Surviving the night shift: top tips
Posted on 18 September 2015
Staying awake and alert during your night shift
Do you find yourself losing focus midway through a shift, or counting down the hours until you can go home to bed? Then you might need to adjust your approach to the shift, or your daytime sleep routine.
1. Keep eating
Make sure to have a proper meal before starting your shift – this shouldn’t be too hard as it will usually coincide with your normal evening meal. During your night shift, especially if you are just making the transition from days to nights, rather than having one big meal, try eating regular small snacks to keep your energy levels high. A change in sleep patterns can make your digestive system more sensitive, and larger meals are harder to digest. Be prepared with your food before you go; although a packet of crisps and an energy drink from the vending machine may sound tempting at 3am, your body will thank you for healthy eating in the long run.
2. Keep moving
A night shift may come with periods of inactivity, so use this time wisely. Walk around, stretch, exercise. Keeping moving will keep your blood flowing and your mind awake.
3. Chat with your co-workers
Keeping your mind active will prevent you becoming too tired, any you may also be able to share tips with your co-workers about how they became accustomed to the night shift.
1. Routine is key
2. Prepare your bedroom
Convincing your body to sleep during the day can be a challenge, especially if you are being surrounded by reminders that it’s not night time.
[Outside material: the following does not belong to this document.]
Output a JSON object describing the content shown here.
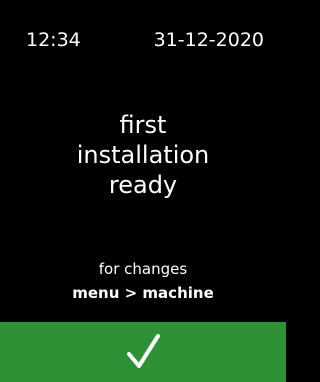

You can try and trick your body into going to sleep by creating a comfortable sleep space, ensuring that it’s dark, quiet and cool. Invest in some black out blinds and earplugs to minimise disturbances.
3. Be careful with caffeine
Caffeine in the first half of your night shift may provide you with that much needed boost – but be wary of too much. Drinking caffeine past 3am could lead to not getting the best sleep possible during the day.
Working your first night shift requires a bit of an adjustment, but once you develop a routine that works for you, it can be a shift full of learning experience and opportunities.